At the opposite end, Ueda’s value stands out because the output remains fully competitive. His 26 league goals leave him only one behind Haaland and one ahead of Mbappe, yet nobody else comes remotely close to matching his efficiency. Even Luis Suarez, the second-cheapest scorer, still costs almost three times more per goal than the Feyenoord forward. That makes Ueda the clear bargain.

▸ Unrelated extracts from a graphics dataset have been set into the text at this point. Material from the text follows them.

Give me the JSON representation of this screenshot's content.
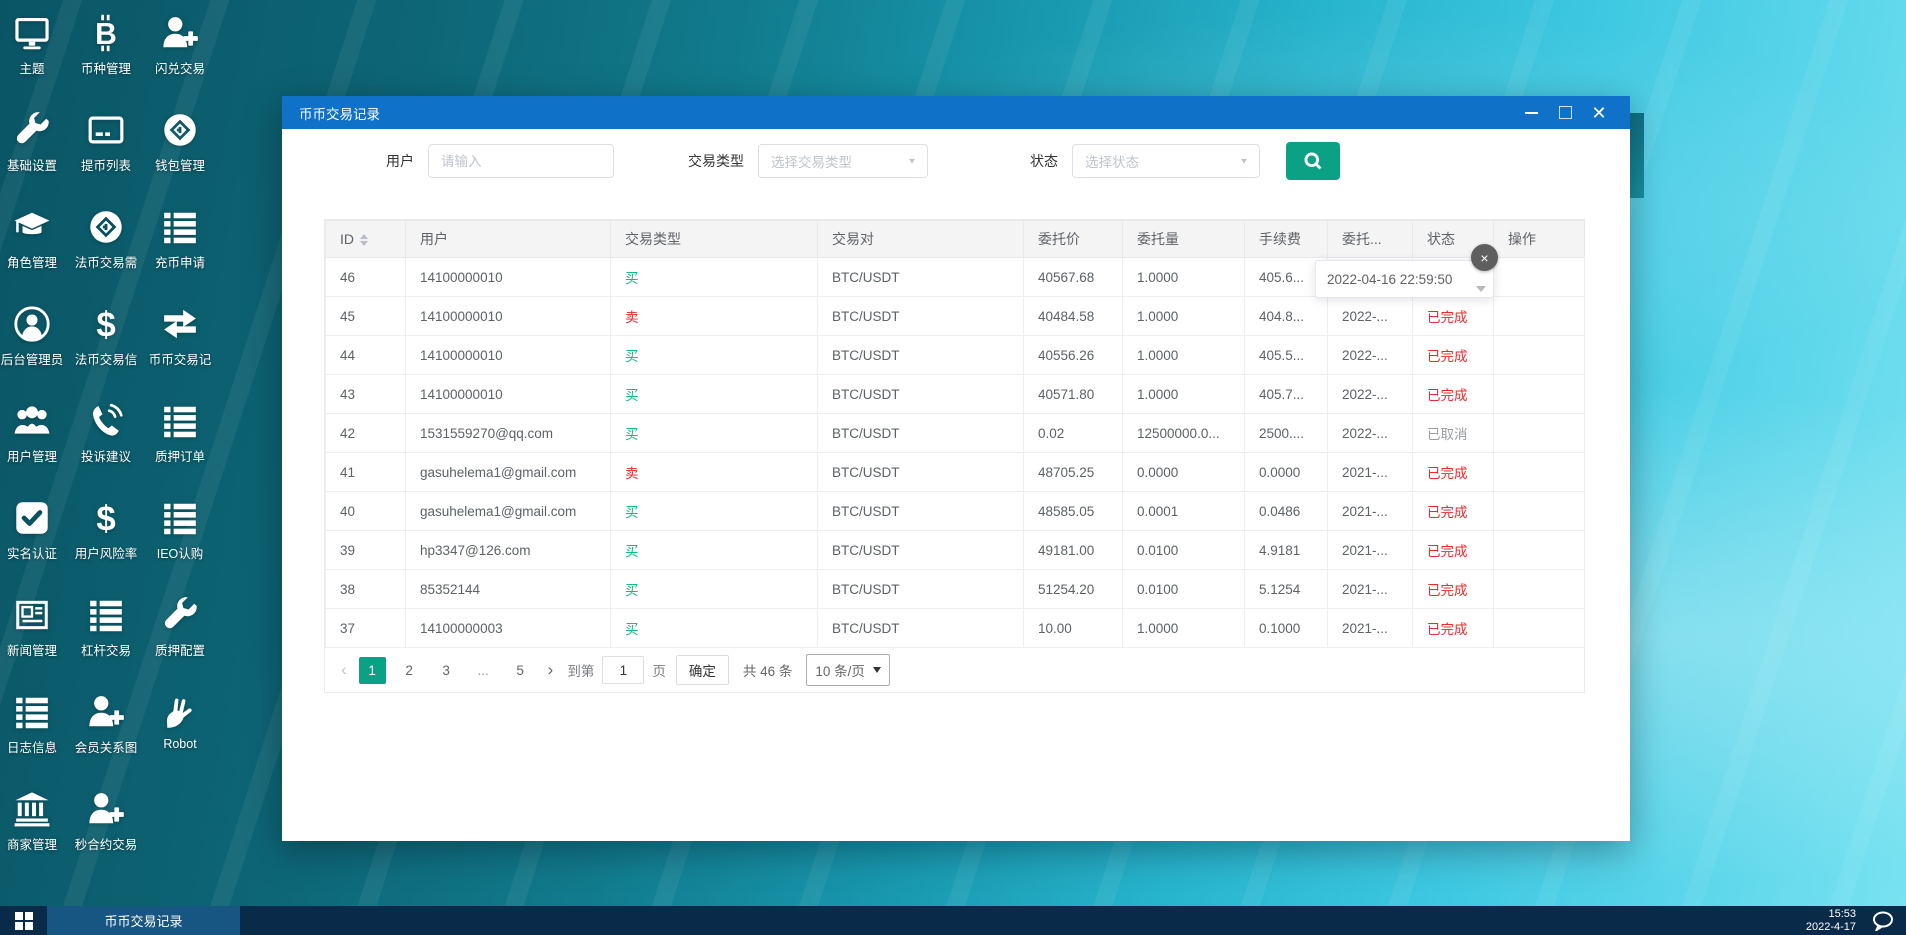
{
  "desktop": {
    "icons": [
      {
        "label": "主题",
        "icon": "monitor"
      },
      {
        "label": "币种管理",
        "icon": "bitcoin"
      },
      {
        "label": "闪兑交易",
        "icon": "person-plus"
      },
      {
        "label": "基础设置",
        "icon": "wrench"
      },
      {
        "label": "提币列表",
        "icon": "card"
      },
      {
        "label": "钱包管理",
        "icon": "coin-circle"
      },
      {
        "label": "角色管理",
        "icon": "grad-cap"
      },
      {
        "label": "法币交易需",
        "icon": "coin-circle"
      },
      {
        "label": "充币申请",
        "icon": "list"
      },
      {
        "label": "后台管理员",
        "icon": "person-circle"
      },
      {
        "label": "法币交易信",
        "icon": "dollar"
      },
      {
        "label": "币币交易记",
        "icon": "swap"
      },
      {
        "label": "用户管理",
        "icon": "people"
      },
      {
        "label": "投诉建议",
        "icon": "phone"
      },
      {
        "label": "质押订单",
        "icon": "list"
      },
      {
        "label": "实名认证",
        "icon": "check-square"
      },
      {
        "label": "用户风险率",
        "icon": "dollar"
      },
      {
        "label": "IEO认购",
        "icon": "list"
      },
      {
        "label": "新闻管理",
        "icon": "newspaper"
      },
      {
        "label": "杠杆交易",
        "icon": "list"
      },
      {
        "label": "质押配置",
        "icon": "wrench"
      },
      {
        "label": "日志信息",
        "icon": "list"
      },
      {
        "label": "会员关系图",
        "icon": "person-plus"
      },
      {
        "label": "Robot",
        "icon": "hand"
      },
      {
        "label": "商家管理",
        "icon": "bank"
      },
      {
        "label": "秒合约交易",
        "icon": "person-plus"
      }
    ]
  },
  "window": {
    "title": "币币交易记录",
    "filters": {
      "user_label": "用户",
      "user_placeholder": "请输入",
      "type_label": "交易类型",
      "type_placeholder": "选择交易类型",
      "status_label": "状态",
      "status_placeholder": "选择状态"
    },
    "table": {
      "columns": [
        "ID",
        "用户",
        "交易类型",
        "交易对",
        "委托价",
        "委托量",
        "手续费",
        "委托...",
        "状态",
        "操作"
      ],
      "rows": [
        {
          "id": "46",
          "user": "14100000010",
          "type": "买",
          "pair": "BTC/USDT",
          "price": "40567.68",
          "amount": "1.0000",
          "fee": "405.6...",
          "time": "",
          "status": "",
          "action": ""
        },
        {
          "id": "45",
          "user": "14100000010",
          "type": "卖",
          "pair": "BTC/USDT",
          "price": "40484.58",
          "amount": "1.0000",
          "fee": "404.8...",
          "time": "2022-...",
          "status": "已完成",
          "action": ""
        },
        {
          "id": "44",
          "user": "14100000010",
          "type": "买",
          "pair": "BTC/USDT",
          "price": "40556.26",
          "amount": "1.0000",
          "fee": "405.5...",
          "time": "2022-...",
          "status": "已完成",
          "action": ""
        },
        {
          "id": "43",
          "user": "14100000010",
          "type": "买",
          "pair": "BTC/USDT",
          "price": "40571.80",
          "amount": "1.0000",
          "fee": "405.7...",
          "time": "2022-...",
          "status": "已完成",
          "action": ""
        },
        {
          "id": "42",
          "user": "1531559270@qq.com",
          "type": "买",
          "pair": "BTC/USDT",
          "price": "0.02",
          "amount": "12500000.0...",
          "fee": "2500....",
          "time": "2022-...",
          "status": "已取消",
          "action": ""
        },
        {
          "id": "41",
          "user": "gasuhelema1@gmail.com",
          "type": "卖",
          "pair": "BTC/USDT",
          "price": "48705.25",
          "amount": "0.0000",
          "fee": "0.0000",
          "time": "2021-...",
          "status": "已完成",
          "action": ""
        },
        {
          "id": "40",
          "user": "gasuhelema1@gmail.com",
          "type": "买",
          "pair": "BTC/USDT",
          "price": "48585.05",
          "amount": "0.0001",
          "fee": "0.0486",
          "time": "2021-...",
          "status": "已完成",
          "action": ""
        },
        {
          "id": "39",
          "user": "hp3347@126.com",
          "type": "买",
          "pair": "BTC/USDT",
          "price": "49181.00",
          "amount": "0.0100",
          "fee": "4.9181",
          "time": "2021-...",
          "status": "已完成",
          "action": ""
        },
        {
          "id": "38",
          "user": "85352144",
          "type": "买",
          "pair": "BTC/USDT",
          "price": "51254.20",
          "amount": "0.0100",
          "fee": "5.1254",
          "time": "2021-...",
          "status": "已完成",
          "action": ""
        },
        {
          "id": "37",
          "user": "14100000003",
          "type": "买",
          "pair": "BTC/USDT",
          "price": "10.00",
          "amount": "1.0000",
          "fee": "0.1000",
          "time": "2021-...",
          "status": "已完成",
          "action": ""
        }
      ]
    },
    "popover": {
      "text": "2022-04-16 22:59:50",
      "close_glyph": "×"
    },
    "pagination": {
      "prev": "‹",
      "pages": [
        "1",
        "2",
        "3",
        "...",
        "5"
      ],
      "active_page": "1",
      "next": "›",
      "goto_label": "到第",
      "goto_value": "1",
      "page_label": "页",
      "confirm_label": "确定",
      "total_label": "共 46 条",
      "per_page_label": "10 条/页"
    }
  },
  "taskbar": {
    "task_label": "币币交易记录",
    "time": "15:53",
    "date": "2022-4-17"
  },
  "colors": {
    "titlebar_blue": "#0f72c8",
    "accent_teal": "#0ba184",
    "buy_green": "#0fbe7e",
    "sell_red": "#e72528",
    "status_done_red": "#f02a2a",
    "status_cancel_gray": "#9a9da1",
    "taskbar_navy": "#0a2a4a"
  }
}
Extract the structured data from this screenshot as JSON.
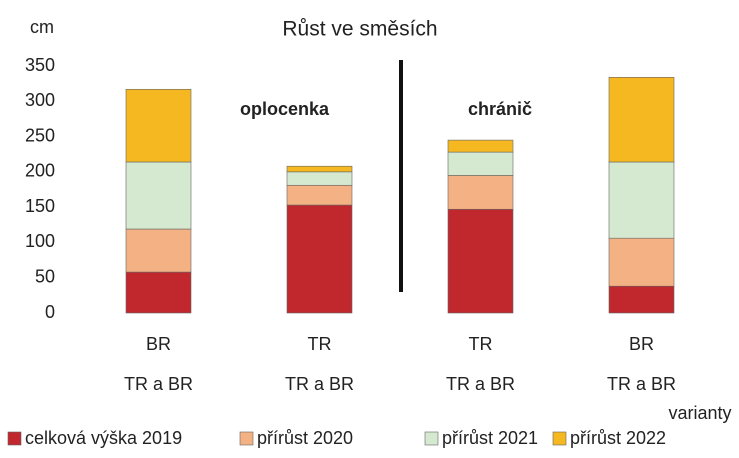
{
  "chart_data": {
    "type": "stacked_bar",
    "title": "Růst ve směsích",
    "y_label": "cm",
    "x_label": "varianty",
    "categories": [
      "BR",
      "TR",
      "TR",
      "BR"
    ],
    "subcategories": [
      "TR a BR",
      "TR a BR",
      "TR a BR",
      "TR a BR"
    ],
    "annotations": [
      "oplocenka",
      "chránič"
    ],
    "series": [
      {
        "name": "celková výška 2019",
        "color": "#c0282d",
        "values": [
          58,
          153,
          147,
          38
        ]
      },
      {
        "name": "přírůst 2020",
        "color": "#f4b183",
        "values": [
          61,
          28,
          48,
          68
        ]
      },
      {
        "name": "přírůst 2021",
        "color": "#d5e8d0",
        "values": [
          95,
          19,
          33,
          108
        ]
      },
      {
        "name": "přírůst 2022",
        "color": "#f5b820",
        "values": [
          103,
          8,
          17,
          120
        ]
      }
    ],
    "ylim": [
      0,
      350
    ],
    "yticks": [
      0,
      50,
      100,
      150,
      200,
      250,
      300,
      350
    ],
    "grid": false
  }
}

Kane, meanwhile, occupies the middle ground. He scored more league goals than anyone else, but never came close to Mbappe or Haaland in financial cost. At the same time, he is nowhere near the bargain territory occupied by Suarez and Ueda. That makes him the clearest balance point in the study: elite output, elite wages, but without the same explosive jump in cost per goal caused by bonus-heavy deals at the very top.
Conclusion
The contrast is not just financial, but structural. Mbappe, Haaland, and Kane play for European giants expected to challenge for league titles and the Champions League every season, while the rest of the list is made up of forwards operating in very different financial environments, at clubs with far smaller budgets and much lower ambitions. That is what makes the gap so striking. The goal returns may look relatively close on paper, but the money behind them tells a completely different story. Even within La Liga, Mbappe’s 25 goals cost Real Madrid €2,866,800 each once bonuses are included, while Muriqi’s 23 for relegated Mallorca come in at €226,522 apiece, leaving Mbappe’s goals around 12,7 times more expensive.
Methodology
The analysis covers leading Golden Shoe scorers from Europe leagues for whom both salary and bonus data are available. Because salary figures could not be verified for Dion Beljo of Dinamo Zagreb and Ryan Mmaee of Omonia Nicosia, both were excluded, which brought Ayase Ueda and Donyell Malen into the group. Two measures were used: base salary per league goal and total earnings per league goal once bonuses are added.